Корреспондент показывает последний номер газеты и говорит мне: «Тут и про вас кое-что есть». Это, оказывается, репортаж о моём выступлении в Музее Гимэ, в клубе «Жар-птица», где я говорил о выставке в Манеже (это было в 1962 году), о том, какие там идут дискуссии и споры и как молодёжь сцепляется с догматиками.

— А мы во Франции, — сказал, улыбаясь, Вильям Клейн, — любим всё из ряда вон выходящее и больше всего боимся набившего оскомину. Пикассо спасает только его возраст, а то его давно считали бы банальным, повторяющим собственные зады.

Так зашёл разговор о традиции и новаторстве, как окрестили бы его в какой-нибудь из наших газет, разговор, продолжавшийся в «Де маго» и так и не закончившийся где-то уже в районе Пантеона.

В Киеве, когда мы собираемся идти куда-нибудь гулять, мы старательно обходим Крещатик — там слишком много знакомых. В Париже, если ты даже не Хемингуэй и не пишешь статей в «Франс-суар», но если ты прожил там хотя бы две недели, рассчитывать на одиночество в квадрате Сена — рю де Ренн — Люксембург — рю Сен Жак — вряд ли возможно. Там всегда кого-нибудь встретишь и осядешь в каком-нибудь кафе после обязательного предложения: «А не выпить ли нам по стаканчику?..»

Относительное одиночество и спокойствие можно обрести на острове Сен-Луи, прилепившемся к нижней оконечности Ситэ. Там всего две набережные, одна продольная улица, восемь поперечных и симпатичная старая церковь Сен-Луи-ан-Лиль. Дома там все старые, там всё тесно и уютно, а кафе, хоть и меньше, такие же, как и в остальном Париже, только народу пожиже. Оттуда недалеко до площади Бастилии и маленькой очаровательной площади Вогезов — плас де Вож.
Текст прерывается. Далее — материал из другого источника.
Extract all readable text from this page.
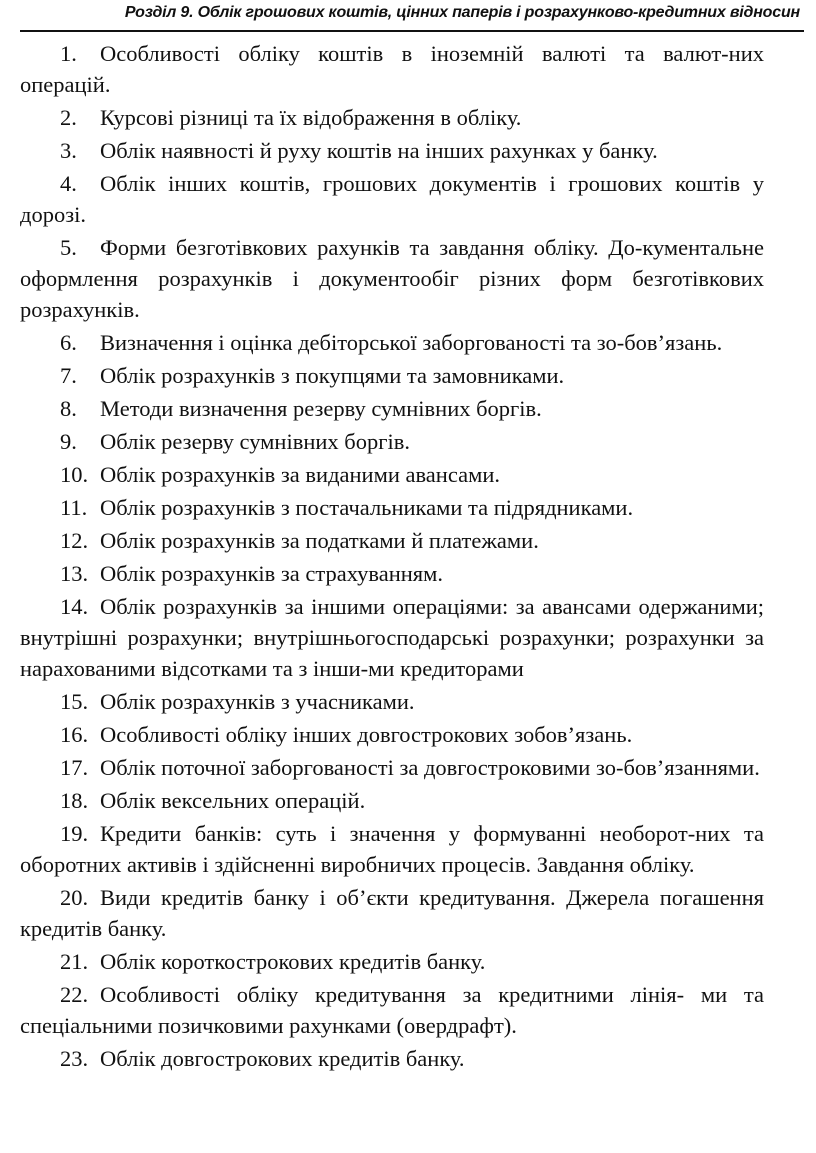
Розділ 9. Облік грошових коштів, цінних паперів і розрахунково-кредитних відносин

1. Особливості обліку коштів в іноземній валюті та валют-них операцій.

2. Курсові різниці та їх відображення в обліку.

3. Облік наявності й руху коштів на інших рахунках у банку.

4. Облік інших коштів, грошових документів і грошових коштів у дорозі.

5. Форми безготівкових рахунків та завдання обліку. До-кументальне оформлення розрахунків і документообіг різних форм безготівкових розрахунків.

6. Визначення і оцінка дебіторської заборгованості та зо-бов’язань.

7. Облік розрахунків з покупцями та замовниками.

8. Методи визначення резерву сумнівних боргів.

9. Облік резерву сумнівних боргів.

10. Облік розрахунків за виданими авансами.

11. Облік розрахунків з постачальниками та підрядниками.

12. Облік розрахунків за податками й платежами.

13. Облік розрахунків за страхуванням.

14. Облік розрахунків за іншими операціями: за авансами одержаними; внутрішні розрахунки; внутрішньогосподарські розрахунки; розрахунки за нарахованими відсотками та з інши-ми кредиторами

15. Облік розрахунків з учасниками.

16. Особливості обліку інших довгострокових зобов’язань.

17. Облік поточної заборгованості за довгостроковими зо-бов’язаннями.

18. Облік вексельних операцій.

19. Кредити банків: суть і значення у формуванні необорот-них та оборотних активів і здійсненні виробничих процесів. Завдання обліку.

20. Види кредитів банку і об’єкти кредитування. Джерела погашення кредитів банку.

21. Облік короткострокових кредитів банку.

22. Особливості обліку кредитування за кредитними лінія- ми та спеціальними позичковими рахунками (овердрафт).

23. Облік довгострокових кредитів банку.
Квадратная, застроенная трёхэтажными старинными домами, с крутыми черепичными крышами, она чем-то напоминает львовскую площадь Рынок, но вместо ратуши-горсовета там посредине уютный сквер, где можно посидеть и, никого не боясь, почитать даже книжку.

Генрих IV сказал: «Париж стоит обедни», а кто-то перефразировал: «Если б не было Парижа, его надо было бы придумать», орловский помещик Тургенев до последних дней жизни не мог с ним расстаться, а Паустовский, когда мы были с ним в Париже, сказал: «Вы знаете, у меня здесь даже астма проходит», а парижский воздух, увы, далеко не коктебельский.
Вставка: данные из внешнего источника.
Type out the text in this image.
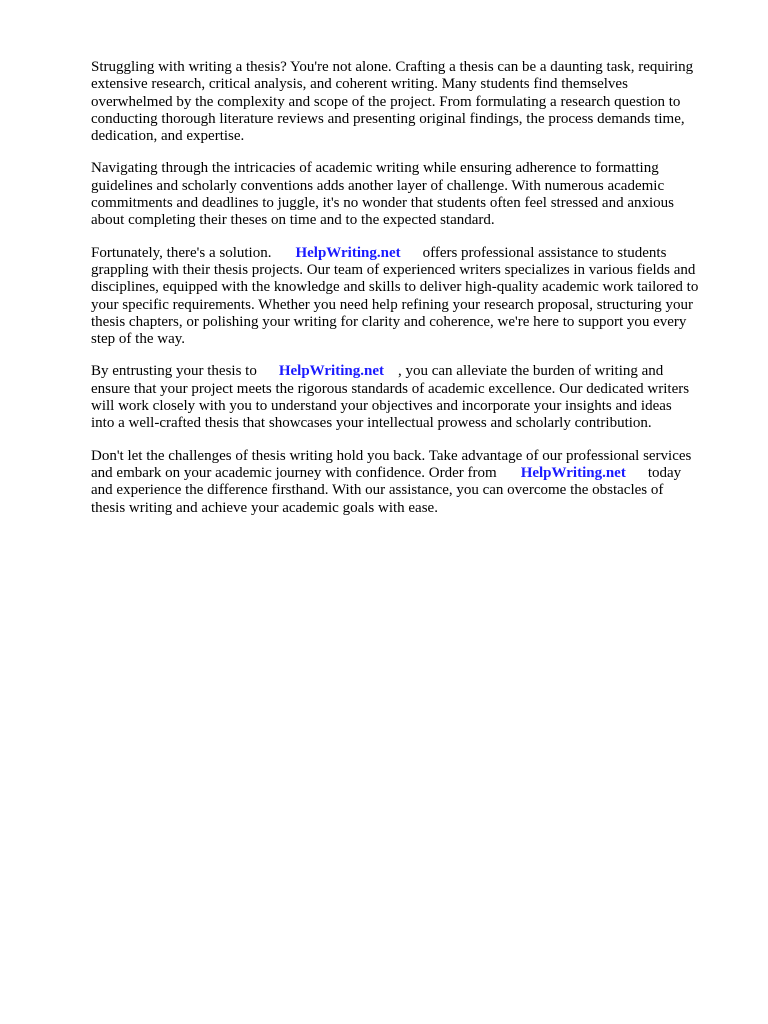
Struggling with writing a thesis? You're not alone. Crafting a thesis can be a daunting task, requiring
extensive research, critical analysis, and coherent writing. Many students find themselves
overwhelmed by the complexity and scope of the project. From formulating a research question to
conducting thorough literature reviews and presenting original findings, the process demands time,
dedication, and expertise.

Navigating through the intricacies of academic writing while ensuring adherence to formatting
guidelines and scholarly conventions adds another layer of challenge. With numerous academic
commitments and deadlines to juggle, it's no wonder that students often feel stressed and anxious
about completing their theses on time and to the expected standard.

Fortunately, there's a solution. HelpWriting.net offers professional assistance to students
grappling with their thesis projects. Our team of experienced writers specializes in various fields and
disciplines, equipped with the knowledge and skills to deliver high-quality academic work tailored to
your specific requirements. Whether you need help refining your research proposal, structuring your
thesis chapters, or polishing your writing for clarity and coherence, we're here to support you every
step of the way.

By entrusting your thesis to HelpWriting.net , you can alleviate the burden of writing and
ensure that your project meets the rigorous standards of academic excellence. Our dedicated writers
will work closely with you to understand your objectives and incorporate your insights and ideas
into a well-crafted thesis that showcases your intellectual prowess and scholarly contribution.

Don't let the challenges of thesis writing hold you back. Take advantage of our professional services
and embark on your academic journey with confidence. Order from HelpWriting.net today
and experience the difference firsthand. With our assistance, you can overcome the obstacles of
thesis writing and achieve your academic goals with ease.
Спор о традиции и новаторстве, начавшийся в кафе «Липп» и так и не закончившийся у Пантеона, мог произойти где угодно, но в Париже он принял свою окраску. Всё свелось в конце концов к нему самому.

— Париж — лучший город в мире, потому что он терпит всё, кроме безвкусицы, — сказал кто-то из нас.

— И Марк Шагал может расписать плафон «Гранд-Опера», не боясь, что его четвертуют…

— А муравьед Сальвадора Дали привлекает внимание парижан больше, чем его хозяин…

— И вообще, Париж, что Ноев ковчег, в нём мирно уживаются в газетном киоске «Огонёк» и «Пари-матч», а за одним столиком наша компания, которая мирно сосёт коктейли, — сказал я, — удивительнейшее сочетание всего — людей, идей, стилей, — и в этом его лицо.

— И именно поэтому, очевидно, мы и взяли коктейль как символ некоего смешения вкусов и взглядов, — сказал один из люксембуржцев.

— Но в нём нет водки, — сказал я, — это ущемляет моё национальное достоинство.

— Сейчас исправим ошибку. Гарсон, добавьте в этот стакан немного «Столичной». Или, может, «кальвадоса»? Это французский самогон.

Вместо «Столичной», извинившись, принесли «Московской», и мы, стоя, опустошили свои стаканы за самый небанальный в мире город, в котором можно гулять по улицам с муравьедом на цепочке и даже рисовать карикатуры на самого «месье ле женераль».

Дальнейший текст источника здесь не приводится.